While we were there, I commented on the state of the paintwork. Uncle Norm’’ eyes twinkled and he asked me if I could paint.
The next week, I would be return to paint a door. I would stay for nearly 25 years!!!
Uncle Norm had between 20 and 30 classic British motorcycles that he had taken in part exchange. Bridport was full of bikers, most of whom were about to get a wonderful surprise.
After completing the painting job, my next task was to prepare the shop and workshop. It was to become home to 30 British motorbikes.
Word got around swiftly and in no time I was the darling of the Bridport biker set. I shifted classic motorbikes like they were going out of fashion. Well, they were! And they were highly sought by any self respecting biker.
The experience made me new friends instantly, en masse and soon I had a completely new social life.
By 1978, I had moved into a little one up, one down flat opposite the coal yard in town. By this time I was barman in Bridport’s busiest and most popular pub. The top bar of the Greyhound Hotel.
Aside from the Greyhound, I had discovered one other pub of worth.
I had been using The Hope and Anchor pub since 1979. It was a classic hard drinking cider den full of raw atmosphere, raw characters and the hub of Bridport’s “party” scene.
Worthy of a book of its own, the adventures that spilled from that bar formed the core of what I understood to be real fun, happiness and the place where most of my long standing friendships first developed.
With the fashionable and smart customers I had befriended from The Greyhound and the individual free spirits I met in The Hope and Anchor, I felt I held a monopoly on just about every soul that lived in the town.
I was a gregarious, friendly and popular addition to the social life I adopted and presented myself as hedonist, comedian but loyal defender of my friends lifestyles. Able to take control of a situation, my companions welcomed the steel I brought to the occasional altercations that ignited in such an environment.
Late to fully appreciate the fairer sex, I had only lost my virginity at 22 so the fertile watering holes of both The Greyhound and The Hope and Anchor were wonderful locations to further my romantic apprenticeship.
I spent 2 fine years enjoying life, parties, girls and friends in general. A time spent mostly unemployed aside from my role serving evenings at The Greyhound top bar.
But soon my life would change dramatically. Soon I would discover a happiness that would shoot the gauge off the scale. More poignantly, that change would include an element of fate that would burn an entirely new set of experiences deep into my character.

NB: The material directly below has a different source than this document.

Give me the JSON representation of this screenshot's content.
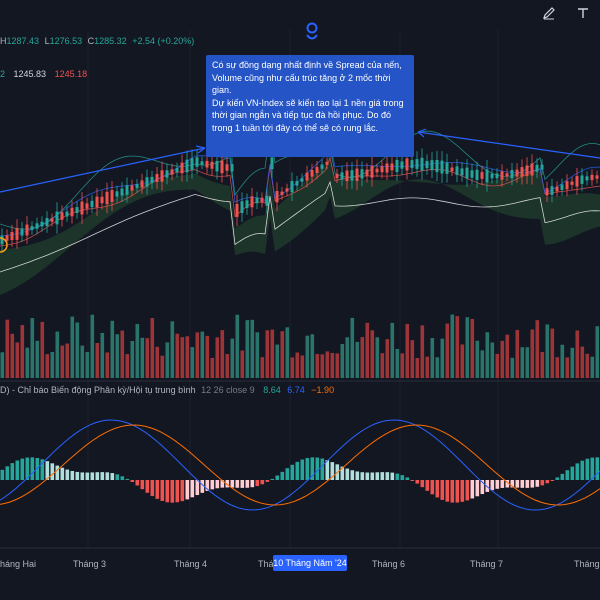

Tim Stocker and I had been sitting in the 1 st floor window of Liptons, a local store. We would drink coffee watch the world go by. We had made the restaurant our base so that I could continue my conversations with “The Mad Major”.
He was a unique Bridport character fond of darting into the busy high street, stopping cars by waving a soiled handkerchief at bemused drivers. Wearing a huge, Charlie Piece style overcoat, hands on hips, he would stride up and down the stationary line of vehicles, head turning left to right and back, surveying the situation.
I had never ridiculed or been disrespectful to the Major. I was more fascinated in trying to unlock the torment he obviously held in his mind. Over the previous months, I had actively sought his attention, either by attempting small talk, taking an opportunity to return a dropped pen or simply by sitting opposite him while he chatted to himself at machine gun speed.